Fraudulent Product Claims
Unfortunately, during emerging infectious disease outbreaks such as this, fraudulent products that claim to prevent, treat, or cure a disease rapidly appear on the market. FDA is actively monitoring for fraudulent products and false product claims related to Zika virus and will implement enforcement actions, as warranted, to protect the public health.
FDA is fully committed to remaining highly responsive and adaptive to the complex range of issues the Zika virus outbreak has presented and will continue to present. Developing the medical products necessary to help bring this outbreak under control is highly complex and will, unfortunately, take time. Close cooperation and collaboration within FDA, within the U.S. Government, with our international partners, and with product developers, is essential to help facilitate the development and availability of medical products to respond to Zika virus. There is an urgent need to accelerate medical product development programs, and FDA anticipates that—similar to the Ebola epidemic in West Africa—there will be a strong desire for access to investigational medical products as soon as they become available.

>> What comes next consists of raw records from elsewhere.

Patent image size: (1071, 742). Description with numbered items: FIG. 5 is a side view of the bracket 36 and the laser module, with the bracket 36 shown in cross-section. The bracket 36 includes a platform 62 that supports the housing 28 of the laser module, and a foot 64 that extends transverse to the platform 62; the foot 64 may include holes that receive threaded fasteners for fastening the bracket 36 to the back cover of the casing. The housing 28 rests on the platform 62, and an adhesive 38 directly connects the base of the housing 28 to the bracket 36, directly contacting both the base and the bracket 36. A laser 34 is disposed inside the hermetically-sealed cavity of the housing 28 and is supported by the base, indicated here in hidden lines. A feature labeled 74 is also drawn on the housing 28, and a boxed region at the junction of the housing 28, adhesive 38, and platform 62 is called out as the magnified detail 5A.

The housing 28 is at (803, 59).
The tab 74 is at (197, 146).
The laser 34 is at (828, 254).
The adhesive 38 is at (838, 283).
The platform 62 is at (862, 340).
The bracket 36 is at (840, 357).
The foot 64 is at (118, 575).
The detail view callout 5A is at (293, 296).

While the Ebola and Zika viruses have important differences, the response to the Ebola epidemic demonstrated that the typical, phased approach to medical product development can be accelerated and streamlined as appropriate, for the particular health circumstance; it may be appropriate in certain emergency circumstances to accept a greater than usual degree of uncertainty and risk in order to move rapidly to clinical trials, with the goal of getting safe, effective therapies or vaccine products to patients sooner. However, while greater risks may be acceptable during a public health emergency or when there is the potential for a public health emergency, the responsibility to protect patient welfare never ceases. The Ebola epidemic highlighted the importance of determining whether investigational products may help patients, do nothing, or cause unintentional harm. Thus, it is essential that clinical trials be designed to provide interpretable data— with respect to both safety and efficacy—that will enable the global community to learn whether investigational products are safe and effective for broader use.
FDA is fully prepared to leverage its authorities to the fullest extent practicable to help accelerate the development and availability of safe and effective products with the potential to help mitigate the Zika virus outbreak as quickly as the science will allow.
Thank you. I am happy to answer your questions.